Çerkesler zor zamanlar yaşıyordu. Her yönden ablukaya alınmış, hiçbir yerden de yardım gelmiyordu. Kıtlık ve bulaşıcı hastalıktan kırılıyorlardı. O sıralar Tığujıko Kızbeç ağır yaralı olarak yatıyordu. Ancak halkının düştüğü çaresizlik onun ağır yaralı olsa dahi yatmasına izin vermedi. Kızbeç ağaya kalktı. Arkadaşları ve doktorlar yatması için çok ısrar etmişlerse de o geri adım atmadı.

“Halkımın içinde bulunduğu durum beni daha da hasta ediyor. Kılıcım elimde, halkımın arasında olmadıkça benim yaram iyileşmez, daha kötü olur. Ölmeyecek kimseyi analar doğurmadı. Yatakta ölmeye ne yüreğim, ne de erkekliğim razı gelmez. Kalbimde iman, elimde kılıç, ömrüm boyunca içinde bulunduğum savaş ateşine geri dönersem ecelimde benim için daha çabuk olur.”

Kızbeç tüm Çerkes diyarına elçiler salıp kendisi de atını ve silahlarını kuşanıp Vubıx’ların yanına gidiyor.

1840 yılının Şubat ayında Vubıx lider Hacı Berzec Şerandıku, Natḣuáç lider Hawdeko Mamsır, Şhapsığ lider Tığujıko Kızbeç ve Şerelıko Kezbeç, Abdzax lider Hacı Yismeyil bir araya geliyorlar. Liderler güçlerini birleştirerek planlı ve koordineli bir şekilde düşmanın kıyı boyuna yaptığı tüm kalelerin imha edilmesi kararını alıyor.

Tığujıko Kızbeç, Ṫ`oápse’deki kaleyi yok edecekti.
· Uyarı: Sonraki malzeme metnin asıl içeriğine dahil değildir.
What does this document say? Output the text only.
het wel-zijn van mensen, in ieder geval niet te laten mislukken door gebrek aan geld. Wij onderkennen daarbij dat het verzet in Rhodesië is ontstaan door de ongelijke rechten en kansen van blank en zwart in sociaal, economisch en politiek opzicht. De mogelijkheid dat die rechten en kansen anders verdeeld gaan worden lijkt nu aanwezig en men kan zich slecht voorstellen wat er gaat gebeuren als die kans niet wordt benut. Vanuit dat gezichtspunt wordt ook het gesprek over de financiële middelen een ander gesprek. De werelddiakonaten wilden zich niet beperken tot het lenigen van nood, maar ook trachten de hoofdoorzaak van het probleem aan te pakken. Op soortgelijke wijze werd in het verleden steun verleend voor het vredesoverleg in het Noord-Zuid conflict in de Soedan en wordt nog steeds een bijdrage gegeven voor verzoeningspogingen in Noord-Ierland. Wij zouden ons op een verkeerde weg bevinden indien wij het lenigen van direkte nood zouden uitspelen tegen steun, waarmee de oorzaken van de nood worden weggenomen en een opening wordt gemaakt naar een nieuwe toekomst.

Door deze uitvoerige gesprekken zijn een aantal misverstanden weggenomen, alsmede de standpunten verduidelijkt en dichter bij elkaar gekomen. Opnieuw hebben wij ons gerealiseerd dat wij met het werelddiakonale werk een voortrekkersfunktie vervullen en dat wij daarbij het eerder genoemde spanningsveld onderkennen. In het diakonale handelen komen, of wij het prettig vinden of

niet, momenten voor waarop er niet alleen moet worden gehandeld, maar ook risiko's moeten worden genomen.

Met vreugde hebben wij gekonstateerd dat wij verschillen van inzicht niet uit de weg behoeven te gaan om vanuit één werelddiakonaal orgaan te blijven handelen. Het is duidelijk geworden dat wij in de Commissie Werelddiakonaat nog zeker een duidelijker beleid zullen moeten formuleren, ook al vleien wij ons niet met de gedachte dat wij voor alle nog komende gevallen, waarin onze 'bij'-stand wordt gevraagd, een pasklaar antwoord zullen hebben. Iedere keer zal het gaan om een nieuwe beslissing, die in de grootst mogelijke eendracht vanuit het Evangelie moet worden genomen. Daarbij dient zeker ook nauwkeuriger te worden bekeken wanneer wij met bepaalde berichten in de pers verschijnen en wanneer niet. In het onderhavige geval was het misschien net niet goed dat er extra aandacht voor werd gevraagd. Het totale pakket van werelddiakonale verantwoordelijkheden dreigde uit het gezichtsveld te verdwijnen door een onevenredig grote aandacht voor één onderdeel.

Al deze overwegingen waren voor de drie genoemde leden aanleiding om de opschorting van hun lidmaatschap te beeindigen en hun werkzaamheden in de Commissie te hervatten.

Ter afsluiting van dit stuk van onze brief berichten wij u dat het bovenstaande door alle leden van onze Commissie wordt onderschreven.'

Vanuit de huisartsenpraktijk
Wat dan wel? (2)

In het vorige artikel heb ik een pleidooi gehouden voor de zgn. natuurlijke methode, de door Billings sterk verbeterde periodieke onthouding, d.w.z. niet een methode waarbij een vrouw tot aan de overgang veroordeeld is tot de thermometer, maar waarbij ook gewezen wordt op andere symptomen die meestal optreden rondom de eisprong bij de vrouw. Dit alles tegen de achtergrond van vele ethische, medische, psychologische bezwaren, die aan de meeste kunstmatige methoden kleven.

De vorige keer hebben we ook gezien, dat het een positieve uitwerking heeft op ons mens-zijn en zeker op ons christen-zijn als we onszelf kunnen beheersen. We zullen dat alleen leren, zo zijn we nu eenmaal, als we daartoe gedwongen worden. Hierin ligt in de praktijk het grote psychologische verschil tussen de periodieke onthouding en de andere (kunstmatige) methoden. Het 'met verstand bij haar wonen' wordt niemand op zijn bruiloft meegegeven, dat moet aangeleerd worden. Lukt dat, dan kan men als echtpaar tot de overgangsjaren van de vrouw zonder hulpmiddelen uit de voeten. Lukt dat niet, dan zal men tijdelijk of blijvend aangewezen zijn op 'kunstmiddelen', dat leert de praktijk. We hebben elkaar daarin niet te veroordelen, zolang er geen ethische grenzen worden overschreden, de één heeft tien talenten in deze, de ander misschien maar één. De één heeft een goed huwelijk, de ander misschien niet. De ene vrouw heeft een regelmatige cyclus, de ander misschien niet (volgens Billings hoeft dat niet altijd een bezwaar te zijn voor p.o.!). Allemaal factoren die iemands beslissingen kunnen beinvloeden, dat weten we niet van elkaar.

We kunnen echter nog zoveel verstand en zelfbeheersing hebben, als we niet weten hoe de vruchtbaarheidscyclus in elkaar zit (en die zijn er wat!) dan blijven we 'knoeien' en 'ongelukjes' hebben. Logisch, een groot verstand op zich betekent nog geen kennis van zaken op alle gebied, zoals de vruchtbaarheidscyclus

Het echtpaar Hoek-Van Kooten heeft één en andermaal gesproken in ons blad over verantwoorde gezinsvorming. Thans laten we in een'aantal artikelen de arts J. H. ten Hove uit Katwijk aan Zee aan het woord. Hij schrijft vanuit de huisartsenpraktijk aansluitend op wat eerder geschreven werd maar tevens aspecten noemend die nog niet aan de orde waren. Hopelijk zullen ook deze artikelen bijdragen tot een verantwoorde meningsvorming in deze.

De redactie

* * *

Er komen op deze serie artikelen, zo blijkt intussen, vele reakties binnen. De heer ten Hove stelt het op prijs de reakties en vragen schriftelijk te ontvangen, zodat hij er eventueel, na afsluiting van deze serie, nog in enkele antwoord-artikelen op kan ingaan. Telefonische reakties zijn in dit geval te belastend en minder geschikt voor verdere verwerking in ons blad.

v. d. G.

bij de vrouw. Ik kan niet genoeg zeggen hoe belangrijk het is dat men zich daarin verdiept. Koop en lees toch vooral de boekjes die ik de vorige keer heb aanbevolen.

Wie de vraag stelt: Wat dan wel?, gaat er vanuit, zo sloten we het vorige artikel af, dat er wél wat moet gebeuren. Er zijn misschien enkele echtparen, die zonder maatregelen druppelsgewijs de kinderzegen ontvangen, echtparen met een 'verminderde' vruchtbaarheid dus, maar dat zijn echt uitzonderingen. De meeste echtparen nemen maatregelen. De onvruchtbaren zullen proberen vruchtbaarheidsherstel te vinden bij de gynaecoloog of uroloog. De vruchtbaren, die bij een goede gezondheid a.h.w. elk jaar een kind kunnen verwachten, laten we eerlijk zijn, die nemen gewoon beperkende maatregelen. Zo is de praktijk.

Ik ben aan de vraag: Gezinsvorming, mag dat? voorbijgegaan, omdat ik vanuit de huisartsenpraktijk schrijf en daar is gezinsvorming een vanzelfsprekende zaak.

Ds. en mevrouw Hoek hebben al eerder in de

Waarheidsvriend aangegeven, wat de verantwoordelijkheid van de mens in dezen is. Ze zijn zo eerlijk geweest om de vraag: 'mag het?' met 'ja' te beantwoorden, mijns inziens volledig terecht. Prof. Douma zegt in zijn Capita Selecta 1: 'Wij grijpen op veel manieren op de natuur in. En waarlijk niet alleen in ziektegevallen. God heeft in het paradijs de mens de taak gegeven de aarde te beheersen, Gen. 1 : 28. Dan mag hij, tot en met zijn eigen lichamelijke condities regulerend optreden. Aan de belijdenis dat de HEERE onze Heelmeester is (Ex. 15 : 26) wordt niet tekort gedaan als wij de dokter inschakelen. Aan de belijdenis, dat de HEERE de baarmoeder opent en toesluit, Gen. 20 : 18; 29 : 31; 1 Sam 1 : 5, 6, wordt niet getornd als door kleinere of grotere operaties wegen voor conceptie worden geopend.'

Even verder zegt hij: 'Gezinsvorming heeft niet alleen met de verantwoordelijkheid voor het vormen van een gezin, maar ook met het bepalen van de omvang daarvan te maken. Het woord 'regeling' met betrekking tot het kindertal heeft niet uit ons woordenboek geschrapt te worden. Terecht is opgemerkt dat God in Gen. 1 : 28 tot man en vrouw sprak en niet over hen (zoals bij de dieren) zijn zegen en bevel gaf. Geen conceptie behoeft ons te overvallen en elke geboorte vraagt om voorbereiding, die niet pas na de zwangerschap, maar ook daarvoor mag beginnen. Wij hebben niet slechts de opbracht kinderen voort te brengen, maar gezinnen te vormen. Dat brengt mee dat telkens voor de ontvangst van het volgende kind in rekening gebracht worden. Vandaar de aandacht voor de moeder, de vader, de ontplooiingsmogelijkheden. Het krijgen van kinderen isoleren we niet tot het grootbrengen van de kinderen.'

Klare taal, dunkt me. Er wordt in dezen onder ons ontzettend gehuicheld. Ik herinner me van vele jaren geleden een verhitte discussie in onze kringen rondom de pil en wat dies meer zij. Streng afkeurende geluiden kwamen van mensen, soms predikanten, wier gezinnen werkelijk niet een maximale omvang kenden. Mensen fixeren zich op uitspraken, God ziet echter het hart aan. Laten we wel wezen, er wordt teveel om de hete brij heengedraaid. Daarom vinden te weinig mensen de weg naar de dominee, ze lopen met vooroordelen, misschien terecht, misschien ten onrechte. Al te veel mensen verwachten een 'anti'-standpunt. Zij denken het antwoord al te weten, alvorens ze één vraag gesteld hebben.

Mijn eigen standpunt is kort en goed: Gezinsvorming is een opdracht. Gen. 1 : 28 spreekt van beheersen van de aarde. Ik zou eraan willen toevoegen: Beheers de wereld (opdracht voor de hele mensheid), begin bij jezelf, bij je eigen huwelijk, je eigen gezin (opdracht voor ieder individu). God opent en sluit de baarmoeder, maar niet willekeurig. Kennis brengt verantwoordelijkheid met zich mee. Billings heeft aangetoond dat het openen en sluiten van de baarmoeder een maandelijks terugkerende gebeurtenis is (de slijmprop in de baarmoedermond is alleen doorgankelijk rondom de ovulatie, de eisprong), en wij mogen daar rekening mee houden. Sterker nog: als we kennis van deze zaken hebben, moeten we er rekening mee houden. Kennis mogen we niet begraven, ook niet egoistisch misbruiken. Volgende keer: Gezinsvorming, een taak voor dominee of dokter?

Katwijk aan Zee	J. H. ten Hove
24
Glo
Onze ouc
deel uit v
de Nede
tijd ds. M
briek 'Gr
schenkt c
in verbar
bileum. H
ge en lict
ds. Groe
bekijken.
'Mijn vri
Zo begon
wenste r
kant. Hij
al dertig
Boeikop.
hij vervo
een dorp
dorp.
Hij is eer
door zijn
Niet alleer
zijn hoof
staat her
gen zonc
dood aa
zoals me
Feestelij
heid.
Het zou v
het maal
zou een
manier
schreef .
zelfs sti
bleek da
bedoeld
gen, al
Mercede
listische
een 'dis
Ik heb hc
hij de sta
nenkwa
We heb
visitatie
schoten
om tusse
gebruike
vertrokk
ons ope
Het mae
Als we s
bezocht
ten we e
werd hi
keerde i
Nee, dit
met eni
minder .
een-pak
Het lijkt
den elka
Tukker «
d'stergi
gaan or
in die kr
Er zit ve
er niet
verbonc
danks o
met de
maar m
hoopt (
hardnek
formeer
Gizlice gidip kale etrafında keşif yapıyor. Keşif esnasında kaledekileri gözetleyen ve ikmal-iaşesini sağlayan bir geminin kalenin karşısında denizin üzerinde durduğunu da fark ediyor. Şubat ayının son günlerinde baharın kokusu gelmeye başlamış kaledeki düşman askerleri de sessizliğe bürünmüş, dağların arasındaki vadilere yoğun bir şekilde sis çökmüştü. Sabah güneş doğmadan bir grup Çerkes deniz üzerindeki gemiye gizlice sızarak ateşe verdiler. Ne olduğunu anlamayan kaledeki düşman askerleri gemiye doğru koşmaya başladılar. O anda ormanda saklanan Kızbeç ve savaşçıları bir ateş dalgası gibi dışarı çıkan düşman askerlerinin üzerine çullandılar. Abdzaxların lideri Hacı Yismeyil’de öbür taraftan yıldırım hızıyla saldırıya geçti. İki grup aralarına aldıkları düşman askerlerini imha etti. Bu saldırı Kızbeç’in son saldırısı ve son savaşıydı. Kahraman savaşçının yarasına yeni yaralar eklenmişti. Sol eli ile bir ağaç dalına tutunuyor, sağ elinde kılıcını havada sallayarak canını esirgemeyen yiğit askerlerine komutlar veriyor, savaşı yönetiyordu.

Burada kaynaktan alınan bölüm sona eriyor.